Rahman Dzemal, chief of reception at the Hotel Palace, one of the biggest in Ohrid, says his hotel had been counting on even better business this year.

"Last year after a long, long period of stagnation, was a year when we had the increase of the tourism in Ohrid and we all hoped that this trend would continue this year, and we were well prepared for that but now we have faced this situation."

Dzemal says that as soon as NATO bombs began falling on Yugoslavia, cancellations began pouring in from groups that had already put a down payment on rooms in his hotel.

After an occupancy rate of 70 percent or better last year, Dzemal says "it's very sad this year to even mention the numbers -- 20 up to 30 percent."

He says the Palace lost 2,000 overnight stays in April and 3,000 in May -- for an estimated loss of 150,000 DM. With losses that big just for his hotel, Dzemal adds that: "I cannot even imagine how big they are for the whole town of Ohrid."

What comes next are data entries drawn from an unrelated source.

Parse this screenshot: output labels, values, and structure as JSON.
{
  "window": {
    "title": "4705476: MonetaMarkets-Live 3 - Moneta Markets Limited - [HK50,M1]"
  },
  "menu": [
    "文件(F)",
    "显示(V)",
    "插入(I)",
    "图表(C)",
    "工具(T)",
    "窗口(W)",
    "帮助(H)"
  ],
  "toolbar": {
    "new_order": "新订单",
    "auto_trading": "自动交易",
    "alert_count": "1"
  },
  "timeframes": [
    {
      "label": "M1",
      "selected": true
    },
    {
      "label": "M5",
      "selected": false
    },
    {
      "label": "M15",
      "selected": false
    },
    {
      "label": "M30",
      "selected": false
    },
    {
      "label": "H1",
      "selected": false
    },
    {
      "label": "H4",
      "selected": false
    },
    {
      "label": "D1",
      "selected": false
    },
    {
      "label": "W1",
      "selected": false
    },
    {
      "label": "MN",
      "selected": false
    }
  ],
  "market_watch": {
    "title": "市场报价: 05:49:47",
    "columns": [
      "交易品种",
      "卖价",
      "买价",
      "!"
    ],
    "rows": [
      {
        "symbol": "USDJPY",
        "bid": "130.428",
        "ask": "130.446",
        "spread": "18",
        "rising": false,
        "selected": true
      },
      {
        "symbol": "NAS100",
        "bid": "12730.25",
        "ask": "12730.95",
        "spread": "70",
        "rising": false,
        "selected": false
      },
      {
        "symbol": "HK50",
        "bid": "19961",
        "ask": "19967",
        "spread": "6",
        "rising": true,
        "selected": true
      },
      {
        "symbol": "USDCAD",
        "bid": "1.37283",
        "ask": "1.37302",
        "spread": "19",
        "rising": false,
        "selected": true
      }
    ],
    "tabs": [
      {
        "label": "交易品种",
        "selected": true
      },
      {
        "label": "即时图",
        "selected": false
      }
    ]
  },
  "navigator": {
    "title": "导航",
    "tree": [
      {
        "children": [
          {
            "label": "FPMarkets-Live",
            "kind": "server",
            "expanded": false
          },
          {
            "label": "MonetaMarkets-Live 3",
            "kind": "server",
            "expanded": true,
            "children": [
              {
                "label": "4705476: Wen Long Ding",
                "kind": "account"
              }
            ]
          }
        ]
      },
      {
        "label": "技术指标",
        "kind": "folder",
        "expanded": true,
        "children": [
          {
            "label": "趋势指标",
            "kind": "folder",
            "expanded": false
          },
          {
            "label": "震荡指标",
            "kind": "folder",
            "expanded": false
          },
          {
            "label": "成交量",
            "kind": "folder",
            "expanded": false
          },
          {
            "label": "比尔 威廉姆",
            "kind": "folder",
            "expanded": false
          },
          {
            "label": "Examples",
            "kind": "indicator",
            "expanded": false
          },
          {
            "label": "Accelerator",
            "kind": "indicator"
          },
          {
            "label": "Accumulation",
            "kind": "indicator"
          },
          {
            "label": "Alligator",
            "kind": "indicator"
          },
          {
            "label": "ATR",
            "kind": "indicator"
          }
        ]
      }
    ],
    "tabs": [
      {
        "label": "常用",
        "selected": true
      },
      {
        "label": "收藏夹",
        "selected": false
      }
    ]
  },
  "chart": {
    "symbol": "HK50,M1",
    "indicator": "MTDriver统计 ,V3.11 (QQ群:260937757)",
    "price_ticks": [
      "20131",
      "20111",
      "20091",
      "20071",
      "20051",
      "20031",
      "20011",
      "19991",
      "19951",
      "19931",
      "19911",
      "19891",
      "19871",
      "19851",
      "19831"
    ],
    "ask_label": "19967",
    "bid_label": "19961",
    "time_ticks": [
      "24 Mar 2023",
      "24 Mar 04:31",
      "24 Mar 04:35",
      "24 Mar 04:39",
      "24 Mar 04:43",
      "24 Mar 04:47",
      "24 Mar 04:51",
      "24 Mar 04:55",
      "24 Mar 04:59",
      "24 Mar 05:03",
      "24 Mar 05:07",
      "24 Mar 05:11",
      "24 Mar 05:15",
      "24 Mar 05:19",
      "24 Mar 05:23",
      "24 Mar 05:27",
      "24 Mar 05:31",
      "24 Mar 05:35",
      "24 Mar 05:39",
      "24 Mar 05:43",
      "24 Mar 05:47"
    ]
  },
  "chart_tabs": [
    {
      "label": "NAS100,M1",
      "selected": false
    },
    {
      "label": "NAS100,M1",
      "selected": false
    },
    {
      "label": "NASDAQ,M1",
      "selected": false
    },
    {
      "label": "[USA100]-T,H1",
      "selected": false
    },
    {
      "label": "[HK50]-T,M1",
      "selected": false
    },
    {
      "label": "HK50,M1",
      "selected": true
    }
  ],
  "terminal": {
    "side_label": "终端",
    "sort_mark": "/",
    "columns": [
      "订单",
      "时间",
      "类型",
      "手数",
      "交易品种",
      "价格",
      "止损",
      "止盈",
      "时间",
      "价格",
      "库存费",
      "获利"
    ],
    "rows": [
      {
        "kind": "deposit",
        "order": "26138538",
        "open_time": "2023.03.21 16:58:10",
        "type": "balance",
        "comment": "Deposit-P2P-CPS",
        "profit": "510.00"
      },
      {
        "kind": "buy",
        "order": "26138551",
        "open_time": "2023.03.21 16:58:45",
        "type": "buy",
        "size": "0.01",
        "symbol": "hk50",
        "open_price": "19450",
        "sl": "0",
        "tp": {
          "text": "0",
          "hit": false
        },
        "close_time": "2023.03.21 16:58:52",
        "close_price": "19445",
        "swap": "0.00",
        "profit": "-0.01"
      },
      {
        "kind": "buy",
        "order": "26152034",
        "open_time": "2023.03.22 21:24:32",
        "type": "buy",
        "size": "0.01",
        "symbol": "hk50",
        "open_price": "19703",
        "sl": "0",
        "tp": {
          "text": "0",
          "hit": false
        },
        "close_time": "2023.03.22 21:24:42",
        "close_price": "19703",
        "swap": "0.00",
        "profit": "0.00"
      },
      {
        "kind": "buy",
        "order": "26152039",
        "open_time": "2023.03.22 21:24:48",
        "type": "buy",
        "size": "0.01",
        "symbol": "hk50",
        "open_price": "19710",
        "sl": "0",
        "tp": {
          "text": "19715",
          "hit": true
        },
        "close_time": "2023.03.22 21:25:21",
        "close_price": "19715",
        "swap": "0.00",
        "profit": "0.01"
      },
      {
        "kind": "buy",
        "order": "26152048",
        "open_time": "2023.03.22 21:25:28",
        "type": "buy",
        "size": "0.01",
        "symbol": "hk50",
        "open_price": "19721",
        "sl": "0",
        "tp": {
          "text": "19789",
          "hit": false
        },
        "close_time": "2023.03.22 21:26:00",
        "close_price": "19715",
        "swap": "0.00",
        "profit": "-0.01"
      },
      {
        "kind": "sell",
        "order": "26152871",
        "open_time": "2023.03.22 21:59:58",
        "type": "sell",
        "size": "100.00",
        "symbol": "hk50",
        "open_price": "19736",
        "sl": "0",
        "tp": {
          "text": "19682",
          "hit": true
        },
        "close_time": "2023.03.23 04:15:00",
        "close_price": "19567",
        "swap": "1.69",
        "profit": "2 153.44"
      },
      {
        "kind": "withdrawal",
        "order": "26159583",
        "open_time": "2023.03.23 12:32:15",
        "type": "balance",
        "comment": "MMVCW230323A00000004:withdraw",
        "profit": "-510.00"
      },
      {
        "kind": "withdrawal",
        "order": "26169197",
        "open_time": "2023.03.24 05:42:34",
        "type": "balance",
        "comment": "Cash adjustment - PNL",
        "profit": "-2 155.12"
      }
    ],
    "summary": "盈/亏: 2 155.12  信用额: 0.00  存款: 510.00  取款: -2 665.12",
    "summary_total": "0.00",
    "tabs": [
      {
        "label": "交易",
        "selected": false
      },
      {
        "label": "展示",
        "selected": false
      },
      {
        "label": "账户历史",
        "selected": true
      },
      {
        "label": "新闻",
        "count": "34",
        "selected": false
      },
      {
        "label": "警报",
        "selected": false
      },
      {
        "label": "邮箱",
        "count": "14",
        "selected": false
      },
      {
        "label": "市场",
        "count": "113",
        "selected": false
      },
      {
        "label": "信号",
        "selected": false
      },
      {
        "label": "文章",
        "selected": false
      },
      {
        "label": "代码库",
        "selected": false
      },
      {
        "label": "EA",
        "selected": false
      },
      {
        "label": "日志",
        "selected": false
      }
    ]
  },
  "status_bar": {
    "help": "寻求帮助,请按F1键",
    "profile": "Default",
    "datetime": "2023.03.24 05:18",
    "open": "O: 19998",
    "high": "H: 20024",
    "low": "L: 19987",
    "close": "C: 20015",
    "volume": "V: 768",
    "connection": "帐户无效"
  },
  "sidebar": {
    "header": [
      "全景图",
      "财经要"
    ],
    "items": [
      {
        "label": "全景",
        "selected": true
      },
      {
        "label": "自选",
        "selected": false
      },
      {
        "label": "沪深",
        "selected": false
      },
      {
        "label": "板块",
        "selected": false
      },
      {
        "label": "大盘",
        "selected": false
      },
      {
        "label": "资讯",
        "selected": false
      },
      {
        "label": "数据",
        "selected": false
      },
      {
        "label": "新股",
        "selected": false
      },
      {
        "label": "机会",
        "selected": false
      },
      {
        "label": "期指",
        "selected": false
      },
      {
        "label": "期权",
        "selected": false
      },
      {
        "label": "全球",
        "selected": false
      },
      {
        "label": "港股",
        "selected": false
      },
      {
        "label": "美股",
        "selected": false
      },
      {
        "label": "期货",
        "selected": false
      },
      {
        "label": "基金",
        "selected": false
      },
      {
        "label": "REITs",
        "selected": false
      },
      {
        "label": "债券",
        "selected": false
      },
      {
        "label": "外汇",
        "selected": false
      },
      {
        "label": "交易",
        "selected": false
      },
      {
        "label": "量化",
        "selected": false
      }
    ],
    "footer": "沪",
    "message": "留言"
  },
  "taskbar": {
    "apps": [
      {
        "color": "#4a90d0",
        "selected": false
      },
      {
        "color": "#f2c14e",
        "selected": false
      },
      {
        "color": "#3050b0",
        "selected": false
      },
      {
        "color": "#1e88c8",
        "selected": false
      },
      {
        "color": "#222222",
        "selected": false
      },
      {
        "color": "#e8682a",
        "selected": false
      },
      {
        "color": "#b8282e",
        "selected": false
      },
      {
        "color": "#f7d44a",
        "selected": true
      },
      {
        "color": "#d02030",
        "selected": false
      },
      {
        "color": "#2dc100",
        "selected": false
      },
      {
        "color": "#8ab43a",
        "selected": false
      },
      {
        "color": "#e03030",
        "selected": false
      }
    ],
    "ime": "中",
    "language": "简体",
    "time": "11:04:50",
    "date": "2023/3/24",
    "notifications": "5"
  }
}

Ohrid Tourist, the company that owns the Palace and several other hotels, has already laid off 500 employees because of the collapse of tourism, a loss that Dzemal says will be felt throughout the town.

"You can imagine the whole situation, how the situation would have been if those 500 people had been able to receive their monthly income, live normally. Now not only do they not receive their income, but they are depending on social welfare."

Those in the Macedonian tourist business acknowledge they have no hopes of improving the situation as long as war rages next door. That is why news of progress this week on the Kosovo diplomatic front has likely sparked new hope in the town about better times ahead.

Slavcko Kalanoski, marketing manager for the Hotel Biser, in Struga at the northern tip of Lake Ohrid, says Western tourists "don't make any distinctions of the different parts of the Balkans. Whenever they see a war taking place in one part of the Balkans, they think the whole Balkans is in the war."

In recent years, Macedonia had increasingly been relying on tourists from Bulgaria to make up the shortfall of tourists from Western Europe. But the Bulgarians too cancelled as soon as the war started, even though they know better than others further away that the war is not actually going on on Macedonian territory.

Pop-Janeva, at the economic ministry, says it is not reasonable to expect tourists -- from Bulgaria or anywhere else -- to spend their holidays in a country overrun with NATO soldiers and refugees.

"If we assume that tourism means spending time without worries or cares in some place, we can understand that. Now we have a different situation in Macedonia. For example, our tourist places are full of NATO soldiers whose number has increased lately. I don't think that tourists who will spend money would like to spend it in that kind of environment."

Pop-Janeva says Macedonia will continue to promote tourism in marketing campaigns abroad as an investment for the future. But neither she nor the Lake Ohrid hoteliers are optimistic that recovery will be swift, even if the war ends soon as is now hoped.

As Kalonoski at Struga's Hotel Biser puts it: "I personally am not very optimistic that we will recover so soon from this situation."

Dzemal at the Hotel Palace is slightly more upbeat: "We have been living on hope for the past several years. But for this year we don't have hopes any more, but we will try to survive at least until the next year, when we hope that it will be the same as it was before for Ohrid."

(Second of two features on the effects of the Kosovo crisis on the economy in neighboring Macedonia.)